I listen to a lot of music. A lot of metal (Ahab, Ghost, Boris, Mastodon, The Sword). Some post rock (Godspeed You! Black Emperor), some hip hop (MF Doom, Aesop Rock). There’s some other stuff floating around that I listen to, but those have been played pretty often.
For readers who enjoy Funeral Parlor what else would you suggest to them that they might enjoy that has a similar tone/style/message of your work?
Box Brown’s Andre the Giant: Life and Legend
Sam Bosma’s Fantasy Basketball
Ken Dahl’s Monsters
Beyond the Mat - A documentary about pro wrestling that will absolutely crush you.
Chikara is a wrestling promotion that has some amazing wrestling and really bizarre story lines that you won’t see in a lot of the larger promotions. It’s also pretty family friendly. If you’re near Philly, or they come through your town, definitely check them out.
What is something you learned about the series/yourself/comics from work on Funeral Parlor and the current Kickstarter?
I was really surprised how emotional I could get while working on this comic and kind of going through what had happened over and over and over again. There’s a small part with my mom and my uncle towards the end that got to me a few times. I wasn’t sobbing or anything quite so dramatic, but there were times that I had to stop for a second and let how much this had affected me really sink in. And even after having watched the fifteen minute segment a million times, there are times that I’ll watch it again and get a little scared. Or maybe not scared exactly but strongly empathizing with my 8 year old self.
One of the most interesting aspects of Funeral Parlor is the personal nature of the comics. Has that facet of the story proven more or less difficult as you worked through the comic?

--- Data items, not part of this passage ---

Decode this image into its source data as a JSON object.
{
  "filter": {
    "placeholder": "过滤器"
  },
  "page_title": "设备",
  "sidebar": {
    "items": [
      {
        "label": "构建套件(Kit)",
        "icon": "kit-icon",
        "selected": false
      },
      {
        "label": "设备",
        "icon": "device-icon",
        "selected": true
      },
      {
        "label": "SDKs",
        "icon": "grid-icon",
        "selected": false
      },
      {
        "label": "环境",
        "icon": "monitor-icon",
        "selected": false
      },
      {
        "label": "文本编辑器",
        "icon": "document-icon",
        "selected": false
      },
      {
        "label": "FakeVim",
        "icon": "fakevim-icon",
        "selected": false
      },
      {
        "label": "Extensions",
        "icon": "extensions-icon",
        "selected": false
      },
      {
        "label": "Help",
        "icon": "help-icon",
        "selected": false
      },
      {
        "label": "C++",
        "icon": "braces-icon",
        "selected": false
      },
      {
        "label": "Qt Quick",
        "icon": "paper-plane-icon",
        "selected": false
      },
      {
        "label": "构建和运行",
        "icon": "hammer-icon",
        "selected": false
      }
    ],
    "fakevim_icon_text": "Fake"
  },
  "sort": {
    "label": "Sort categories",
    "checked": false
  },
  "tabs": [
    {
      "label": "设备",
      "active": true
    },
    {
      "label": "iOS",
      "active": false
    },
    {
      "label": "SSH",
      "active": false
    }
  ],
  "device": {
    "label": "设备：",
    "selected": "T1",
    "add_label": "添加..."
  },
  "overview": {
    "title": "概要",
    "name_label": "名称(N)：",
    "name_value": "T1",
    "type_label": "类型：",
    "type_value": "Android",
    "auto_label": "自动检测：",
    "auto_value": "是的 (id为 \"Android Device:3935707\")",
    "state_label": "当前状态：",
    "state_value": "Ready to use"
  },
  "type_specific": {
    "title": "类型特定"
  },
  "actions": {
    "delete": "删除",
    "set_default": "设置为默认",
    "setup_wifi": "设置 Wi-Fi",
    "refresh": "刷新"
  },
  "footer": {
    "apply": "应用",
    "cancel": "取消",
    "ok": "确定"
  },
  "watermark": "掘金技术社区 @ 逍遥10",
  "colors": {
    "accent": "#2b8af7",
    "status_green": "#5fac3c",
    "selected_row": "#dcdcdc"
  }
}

I wouldn’t say that I consider the difficulty of the personal aspect of the story at all. There are maybe a few things about me that I don’t care to talk about, or that I keep private, but anything else is fair game. I’ve never been shy about answering questions, or revealing personal details about myself. And there’s that saying that you should write what you know.
Was there anything that you found particularly challenging or blocks you hit in the creation process? On the same note what was the most enjoyable part of your creation experience?
The writing. Even for how little of it is actually mine and not transcribed, the writing is by far the hardest part. It’s a big problem actually because there are so many stories in my head that I want to tell and they’re so hard to get out. At least in a clear and well written manner. I didn’t even write most of the narrator dialogue until after the book was drawn. I had an idea of what I wanted to say, but I would leave spaces where I thought they’d look good, or where I needed a break in the visuals.
The most enjoyable part will be when I have that printed book in my hand.
Best thing you could say about running the Kickstarter so far?
I absolutely did not expect as much support as I’ve received. I can’t express how grateful I am to everyone who has donated money, or posted links to the kickstarter on my behalf, or offered me words of encouragement.
Why do you love Funeral Parlor?
I love Funeral Parlor because I love professional wrestling and the stories that it’s able to tell.